Hello,
I'm having some issues at present in regards to Canadian Meat Inspection Regulations and our product that we process in an area that is temperature controlled to be <10 degrees Celsius. According to those regulations, this temperature is "considered sufficient by the CFIA for the preservation of meat products for most processing activities and steps".

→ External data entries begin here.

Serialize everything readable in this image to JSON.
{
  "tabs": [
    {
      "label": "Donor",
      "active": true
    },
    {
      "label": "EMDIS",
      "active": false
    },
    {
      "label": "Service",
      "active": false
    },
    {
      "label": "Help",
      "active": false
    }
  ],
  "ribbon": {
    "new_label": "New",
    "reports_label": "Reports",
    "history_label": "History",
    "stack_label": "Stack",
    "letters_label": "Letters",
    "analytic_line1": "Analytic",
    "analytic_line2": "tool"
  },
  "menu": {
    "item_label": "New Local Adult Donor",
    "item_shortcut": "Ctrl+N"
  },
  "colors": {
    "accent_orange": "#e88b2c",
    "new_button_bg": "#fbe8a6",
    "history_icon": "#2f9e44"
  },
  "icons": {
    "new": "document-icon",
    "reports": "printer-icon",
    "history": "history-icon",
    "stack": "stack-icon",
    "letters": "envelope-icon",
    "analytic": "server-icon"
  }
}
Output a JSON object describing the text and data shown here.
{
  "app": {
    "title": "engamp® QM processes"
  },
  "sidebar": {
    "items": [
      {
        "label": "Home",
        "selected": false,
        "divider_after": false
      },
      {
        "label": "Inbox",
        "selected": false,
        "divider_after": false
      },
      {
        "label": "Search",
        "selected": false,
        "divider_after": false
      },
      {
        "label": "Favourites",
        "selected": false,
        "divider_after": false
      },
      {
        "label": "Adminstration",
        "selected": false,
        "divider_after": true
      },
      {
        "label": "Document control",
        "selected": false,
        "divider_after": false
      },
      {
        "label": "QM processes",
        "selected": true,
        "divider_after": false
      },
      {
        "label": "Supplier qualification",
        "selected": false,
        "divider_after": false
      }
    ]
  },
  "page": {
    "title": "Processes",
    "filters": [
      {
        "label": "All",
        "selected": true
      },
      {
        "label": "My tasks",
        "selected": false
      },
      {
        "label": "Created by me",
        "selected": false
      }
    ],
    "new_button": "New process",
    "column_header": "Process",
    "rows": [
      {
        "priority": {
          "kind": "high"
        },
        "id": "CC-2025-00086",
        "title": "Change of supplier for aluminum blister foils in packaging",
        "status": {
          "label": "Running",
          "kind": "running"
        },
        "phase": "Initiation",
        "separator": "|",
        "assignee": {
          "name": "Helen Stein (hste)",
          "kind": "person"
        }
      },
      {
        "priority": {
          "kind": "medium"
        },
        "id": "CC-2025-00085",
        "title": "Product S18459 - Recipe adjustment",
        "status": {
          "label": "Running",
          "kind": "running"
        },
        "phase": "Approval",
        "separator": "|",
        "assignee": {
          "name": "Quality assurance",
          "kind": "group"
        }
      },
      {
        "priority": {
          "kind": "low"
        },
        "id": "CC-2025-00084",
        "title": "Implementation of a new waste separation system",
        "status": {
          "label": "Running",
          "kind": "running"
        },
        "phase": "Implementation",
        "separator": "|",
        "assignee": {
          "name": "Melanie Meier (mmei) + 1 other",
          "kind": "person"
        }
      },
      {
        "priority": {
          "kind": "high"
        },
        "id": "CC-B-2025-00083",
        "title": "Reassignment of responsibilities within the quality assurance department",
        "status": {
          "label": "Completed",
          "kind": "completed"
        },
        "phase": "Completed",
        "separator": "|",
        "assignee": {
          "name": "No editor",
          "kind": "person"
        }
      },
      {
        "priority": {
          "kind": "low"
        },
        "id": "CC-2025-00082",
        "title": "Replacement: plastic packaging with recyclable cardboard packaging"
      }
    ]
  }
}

Now, our final product is a frozen product that has a meat filling. The meat is fully cooked, cooled, and then refrigerated before being ground/mixed with other ingredients (i.e. cheese) in the processing area. We monitor the temperatures of our fillings intermittently throughout the production day. Often times the filling is just above refrigeration temperature (i.e. 4.5 degrees Celsius), but it never exceeds ~8 degrees Celsius.
I've never seen this as an issue, and in looking at other guidelines developed in the US / EU, this is not an issue.For example, the FDA has a document available online titled "Appendix 3: Bacterial Pathogen Growth and Inactivation" that I used for reference, and our product filling is never at that temperatures between 4-10 degrees Celsius for more than 2 hours at a time.
But...are there any other opinions on this? Alternative guidance perhaps? I'm also wondering if I need to have some kind of in-plant validation completed when there is so much other regulatory guidance (outside Canadian ones) that can support that our process is safe.